Consumer home video consumption gained $1 billion in new revenue in 2009 as kiosk rentals added to market share gains at Netflix and moved the needle on rentals to $6.5 billion for the year.

With the global economy in shambles, consumers increasingly sought economical ways to watch the latest hits at home - abandoning purchase additions to their collections in favor of $1/night disc rentals and Netflix value plans. Higher priced Blu-ray discs grew a fairly slight (for a new format) 48%, even accounting for holiday hardware sales, to account for 10% of the overall video market. Total sales of DVD and Blu-ray for the year came in at $12.2 billion.

Kiosks posted eye-popping gains, with 58% year-over-year growth while local stores run by Blockbuster, Hollywood Video/Movie Gallery and others dropped 12.5%. Local stores have an increasingly difficult time competing with the prices offered by kiosks and the high-turnover value of NetFlix.

Redbox), a division of CoinStar (NASDAQ:CSTR), is the largest kiosk operator in the U.S. with more than 20,000 locations throughout the country, in stores like Wal*Mart, Smith's and Albertson's as well as gas stations, convenience stores and McDonald's restaurants. 40% of the disc output, though, representing studios including Universal, 20th Century Fox and Warner are imposing a 28 day delay (from street-date) on Redbox before titles are available.
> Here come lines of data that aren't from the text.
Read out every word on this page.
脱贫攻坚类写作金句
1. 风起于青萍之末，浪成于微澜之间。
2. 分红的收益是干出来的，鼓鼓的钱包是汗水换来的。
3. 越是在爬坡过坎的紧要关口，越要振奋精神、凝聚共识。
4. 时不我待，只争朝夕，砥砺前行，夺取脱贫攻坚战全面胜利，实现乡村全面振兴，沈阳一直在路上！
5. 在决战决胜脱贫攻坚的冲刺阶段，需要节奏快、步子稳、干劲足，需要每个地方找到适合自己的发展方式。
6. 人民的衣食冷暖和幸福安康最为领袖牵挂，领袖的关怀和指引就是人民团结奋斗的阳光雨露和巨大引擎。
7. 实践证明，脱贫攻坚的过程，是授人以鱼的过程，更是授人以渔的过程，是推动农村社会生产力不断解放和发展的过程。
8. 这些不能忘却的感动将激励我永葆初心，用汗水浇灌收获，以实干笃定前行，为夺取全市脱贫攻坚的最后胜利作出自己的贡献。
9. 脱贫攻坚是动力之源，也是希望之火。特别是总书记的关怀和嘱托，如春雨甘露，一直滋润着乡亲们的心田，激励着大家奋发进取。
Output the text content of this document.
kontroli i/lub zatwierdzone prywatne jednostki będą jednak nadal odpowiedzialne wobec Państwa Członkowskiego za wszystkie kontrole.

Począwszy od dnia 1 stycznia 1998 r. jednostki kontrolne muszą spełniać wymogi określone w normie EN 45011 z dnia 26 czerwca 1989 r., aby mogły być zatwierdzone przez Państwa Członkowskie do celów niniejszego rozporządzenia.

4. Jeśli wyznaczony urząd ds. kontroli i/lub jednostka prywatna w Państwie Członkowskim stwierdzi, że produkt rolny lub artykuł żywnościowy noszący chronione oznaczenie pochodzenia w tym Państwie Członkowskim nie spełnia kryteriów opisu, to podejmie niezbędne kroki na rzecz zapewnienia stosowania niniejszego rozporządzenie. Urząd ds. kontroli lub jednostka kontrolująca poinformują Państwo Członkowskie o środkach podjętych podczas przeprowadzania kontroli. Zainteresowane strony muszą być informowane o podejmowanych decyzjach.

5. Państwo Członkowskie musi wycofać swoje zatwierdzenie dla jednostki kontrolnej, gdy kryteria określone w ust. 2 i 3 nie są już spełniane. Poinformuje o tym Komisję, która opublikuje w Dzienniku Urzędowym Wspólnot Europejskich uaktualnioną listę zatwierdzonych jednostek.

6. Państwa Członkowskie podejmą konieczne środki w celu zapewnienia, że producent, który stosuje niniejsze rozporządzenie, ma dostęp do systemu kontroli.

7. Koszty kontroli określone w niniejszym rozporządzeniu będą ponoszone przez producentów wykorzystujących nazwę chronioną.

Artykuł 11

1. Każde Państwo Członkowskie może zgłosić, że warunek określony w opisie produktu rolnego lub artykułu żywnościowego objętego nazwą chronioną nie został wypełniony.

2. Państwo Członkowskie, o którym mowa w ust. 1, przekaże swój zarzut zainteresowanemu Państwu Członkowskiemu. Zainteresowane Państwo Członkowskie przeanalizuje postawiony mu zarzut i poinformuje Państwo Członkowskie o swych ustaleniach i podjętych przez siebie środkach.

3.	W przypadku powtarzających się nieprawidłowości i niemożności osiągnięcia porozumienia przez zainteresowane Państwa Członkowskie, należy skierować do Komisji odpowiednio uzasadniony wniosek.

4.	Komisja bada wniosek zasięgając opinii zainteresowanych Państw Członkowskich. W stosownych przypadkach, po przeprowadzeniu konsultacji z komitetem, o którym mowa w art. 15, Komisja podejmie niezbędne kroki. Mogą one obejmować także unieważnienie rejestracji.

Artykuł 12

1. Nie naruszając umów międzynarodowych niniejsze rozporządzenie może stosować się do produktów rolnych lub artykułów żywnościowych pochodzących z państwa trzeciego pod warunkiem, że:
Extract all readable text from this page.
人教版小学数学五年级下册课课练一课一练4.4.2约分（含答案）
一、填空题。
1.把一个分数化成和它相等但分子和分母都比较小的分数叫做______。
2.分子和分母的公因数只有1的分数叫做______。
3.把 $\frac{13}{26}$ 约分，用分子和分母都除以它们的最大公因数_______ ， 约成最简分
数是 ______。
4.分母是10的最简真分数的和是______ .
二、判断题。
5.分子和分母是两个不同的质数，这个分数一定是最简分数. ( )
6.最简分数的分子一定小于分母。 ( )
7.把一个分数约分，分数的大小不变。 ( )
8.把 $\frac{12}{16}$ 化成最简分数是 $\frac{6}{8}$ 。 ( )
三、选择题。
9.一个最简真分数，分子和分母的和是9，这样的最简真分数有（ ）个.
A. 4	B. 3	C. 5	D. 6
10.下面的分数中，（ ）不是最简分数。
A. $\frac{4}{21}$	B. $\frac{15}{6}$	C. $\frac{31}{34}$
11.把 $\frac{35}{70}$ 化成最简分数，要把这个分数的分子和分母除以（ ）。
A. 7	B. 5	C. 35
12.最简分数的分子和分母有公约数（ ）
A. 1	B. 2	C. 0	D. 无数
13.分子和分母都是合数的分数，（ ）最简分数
Luckily, other studios including Sony, Paramount, Disney and LionsGate all provide titles to Redbox on street date.

It is widely expected that those studios that currently impose delays on title availability will eventually come around and start supplying their product in a more timely fashion as pressure mounts to fuel all the available distribution options, including digital download. After all, these same studios had a hard time coping with Netflix at first, amidst an active lobby from the likes of Blockbuster and Hollywood/Movie Gallery. In the end, the business that best meets consumer demand - wins out.